Accessibility. Accessibility and uptime aren’t necessarily the same. The storage may be humming, but the subcomponents render an application unavailable. If you need redundancy or multiple redundancy of data links, for example, you’ll have to pay for them but the alternative may be unacceptable application outages. Make sure service levels encompass end-to-end data availability.

Performance. Quantify how many IOPS your applications require and ensure this number is part of the SLA. IOPS can be measured either as an average or during peak activity. If you demand IOPS guarantees at peak, then you’ll have to pay for the vendor to provision them. Some vendors may offer metered billing, but many organizations don’t like the potential uncertainty of such billing should demand suddenly spike. Most organizations will absorb a certain amount of constrained operation (especially for an archive tier) in return for cost certainty. In this case, the SLA is for guaranteed IOPS, not absolute performance experienced by the end user. If application demands exceed contracted IOPS capacity, it’s rightly the IT organization’s problem; additional IOPS can always be purchased.

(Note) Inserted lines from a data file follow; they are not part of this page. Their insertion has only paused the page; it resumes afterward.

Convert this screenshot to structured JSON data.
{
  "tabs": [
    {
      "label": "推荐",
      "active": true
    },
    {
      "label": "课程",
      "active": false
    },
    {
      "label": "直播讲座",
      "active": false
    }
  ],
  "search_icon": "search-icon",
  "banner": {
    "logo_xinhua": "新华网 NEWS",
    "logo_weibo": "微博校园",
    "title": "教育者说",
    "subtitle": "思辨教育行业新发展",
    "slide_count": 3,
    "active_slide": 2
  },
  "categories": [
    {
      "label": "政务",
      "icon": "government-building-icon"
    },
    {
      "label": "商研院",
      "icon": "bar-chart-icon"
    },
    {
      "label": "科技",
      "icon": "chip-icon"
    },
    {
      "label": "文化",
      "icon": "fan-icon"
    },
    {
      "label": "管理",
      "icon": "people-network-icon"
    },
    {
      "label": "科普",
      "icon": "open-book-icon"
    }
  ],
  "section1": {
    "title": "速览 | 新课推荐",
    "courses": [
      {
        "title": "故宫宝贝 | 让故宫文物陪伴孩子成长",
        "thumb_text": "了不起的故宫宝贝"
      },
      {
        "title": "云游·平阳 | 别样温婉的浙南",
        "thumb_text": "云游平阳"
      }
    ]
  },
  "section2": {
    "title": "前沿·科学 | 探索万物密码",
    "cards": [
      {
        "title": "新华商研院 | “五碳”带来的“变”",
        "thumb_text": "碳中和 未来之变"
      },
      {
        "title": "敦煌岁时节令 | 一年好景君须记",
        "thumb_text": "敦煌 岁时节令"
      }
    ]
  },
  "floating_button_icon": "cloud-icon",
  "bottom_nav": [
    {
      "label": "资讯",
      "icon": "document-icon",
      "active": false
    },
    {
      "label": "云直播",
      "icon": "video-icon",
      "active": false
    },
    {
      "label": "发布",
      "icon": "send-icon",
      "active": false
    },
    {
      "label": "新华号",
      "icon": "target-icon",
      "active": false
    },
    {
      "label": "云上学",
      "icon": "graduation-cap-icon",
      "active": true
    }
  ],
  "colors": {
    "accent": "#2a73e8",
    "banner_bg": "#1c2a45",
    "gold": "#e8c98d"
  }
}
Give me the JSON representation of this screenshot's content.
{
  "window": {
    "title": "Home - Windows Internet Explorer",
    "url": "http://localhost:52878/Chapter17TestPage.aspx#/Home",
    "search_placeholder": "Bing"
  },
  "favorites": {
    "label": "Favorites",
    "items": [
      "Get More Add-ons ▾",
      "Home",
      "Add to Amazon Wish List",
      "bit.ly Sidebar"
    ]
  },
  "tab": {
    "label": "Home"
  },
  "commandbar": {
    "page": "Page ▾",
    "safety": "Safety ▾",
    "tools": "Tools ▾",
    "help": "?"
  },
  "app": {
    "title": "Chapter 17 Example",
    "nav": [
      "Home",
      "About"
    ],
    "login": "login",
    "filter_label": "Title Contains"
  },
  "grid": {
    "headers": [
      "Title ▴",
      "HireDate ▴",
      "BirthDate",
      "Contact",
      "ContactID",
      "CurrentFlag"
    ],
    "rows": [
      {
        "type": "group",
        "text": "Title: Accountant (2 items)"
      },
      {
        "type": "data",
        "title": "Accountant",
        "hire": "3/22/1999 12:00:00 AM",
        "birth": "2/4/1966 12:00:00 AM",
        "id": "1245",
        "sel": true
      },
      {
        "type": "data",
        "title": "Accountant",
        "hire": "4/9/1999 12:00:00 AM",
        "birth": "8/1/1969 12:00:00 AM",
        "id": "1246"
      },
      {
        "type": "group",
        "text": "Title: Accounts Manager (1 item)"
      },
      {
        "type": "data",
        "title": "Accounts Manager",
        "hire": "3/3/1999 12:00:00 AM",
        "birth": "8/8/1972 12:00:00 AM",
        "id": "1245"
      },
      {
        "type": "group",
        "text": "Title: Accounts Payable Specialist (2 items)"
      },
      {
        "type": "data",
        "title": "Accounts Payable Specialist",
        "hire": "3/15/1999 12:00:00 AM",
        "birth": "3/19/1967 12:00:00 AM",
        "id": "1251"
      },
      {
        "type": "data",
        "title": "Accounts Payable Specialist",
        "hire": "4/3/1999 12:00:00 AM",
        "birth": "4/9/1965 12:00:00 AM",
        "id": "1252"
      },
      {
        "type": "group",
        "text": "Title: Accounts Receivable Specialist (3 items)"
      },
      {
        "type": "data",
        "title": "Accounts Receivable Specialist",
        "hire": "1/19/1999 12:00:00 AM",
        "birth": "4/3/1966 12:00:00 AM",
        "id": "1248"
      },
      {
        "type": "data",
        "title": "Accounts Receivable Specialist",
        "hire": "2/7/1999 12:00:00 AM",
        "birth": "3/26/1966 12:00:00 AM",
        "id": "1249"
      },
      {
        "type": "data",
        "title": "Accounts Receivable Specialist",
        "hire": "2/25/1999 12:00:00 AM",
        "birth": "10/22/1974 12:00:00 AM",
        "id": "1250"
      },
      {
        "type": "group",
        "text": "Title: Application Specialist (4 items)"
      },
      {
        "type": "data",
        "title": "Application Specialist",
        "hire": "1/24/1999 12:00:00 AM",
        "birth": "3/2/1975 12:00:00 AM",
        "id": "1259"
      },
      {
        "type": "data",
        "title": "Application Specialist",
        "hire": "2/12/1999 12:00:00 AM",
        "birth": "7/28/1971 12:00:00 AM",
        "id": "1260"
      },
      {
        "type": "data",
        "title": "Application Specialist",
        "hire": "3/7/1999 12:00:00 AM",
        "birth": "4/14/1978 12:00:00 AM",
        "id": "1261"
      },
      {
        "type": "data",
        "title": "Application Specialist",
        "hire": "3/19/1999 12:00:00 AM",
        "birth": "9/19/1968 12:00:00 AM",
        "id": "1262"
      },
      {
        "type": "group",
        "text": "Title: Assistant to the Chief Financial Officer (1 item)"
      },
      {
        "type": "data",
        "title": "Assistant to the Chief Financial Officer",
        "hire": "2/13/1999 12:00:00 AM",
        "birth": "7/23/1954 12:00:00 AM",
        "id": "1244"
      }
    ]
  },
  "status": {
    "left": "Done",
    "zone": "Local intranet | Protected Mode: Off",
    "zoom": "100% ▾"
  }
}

Data recoverability. As they do for in-house applications, IT organizations need to specify recovery point objective (RPO) and recovery time objective (RTO) requirements for cloud-based archives. This is related to uptime, but also covers contingencies such as data corruption or a component failure that doesn’t affect overall uptime but impacts individual applications. The vendor should have default values for RPO and RTO, which may be sufficient for an archive tier. Again, don’t guess. Know what kind of data loss and application unavailability the business units can financially tolerate. In many cases, it’s much more than is intuitive.

Disaster recovery (DR). If the cloud archive is used as off-site replicated storage to satisfy data redundancy requirements, it may not be necessary to consider a DR strategy for this tier. But buyer beware: Most hosted storage doesn’t include any DR contingency. If the hosted data is “live” data provisioned as hybrid cloud storage, then a DR plan may be necessary. Hosting providers may regularly back up the data, but they generally don’t rotate the data off-site, and if they do, they do so infrequently (e.g., monthly). Although a disaster at a SAS-70 compliant data center is unlikely, it’s not impossible. DR capability from a hosting company is often a significant additional expense and can change the economics of hosting in a hurry. Make sure data isn’t left in a vulnerable state.

Backup and recovery. Even if the hosting vendor backs up the data regularly and rotates it off-site frequently, IT organizations may not be out of the woods. Hosting companies usually have a limited number of backup software options and tape technologies. This means their backup format (hardware, software or both) may be incompatible with your IT systems. If an IT organization is forced to do a recovery from the vendor’s tapes, there could be a substantial delay in acquiring the necessary infrastructure. Ensure there’s a way out in a worst-case scenario.

Compliance. Archived data that requires special compliance treatment may still be a candidate for cloud hosting. You’ll need to ensure the data is retained on immutable media, if required. You’ll probably also need assurance that strict access guidelines are followed and auditable; SAS-70 providers should have such processes in place.

Cost certainty and granularity. One of the key benefits to cloud storage hosting for archiving rather than using in-house infrastructure is that you pay only for the storage consumed. The metering should go up or down with use, though it may have a floor minimum.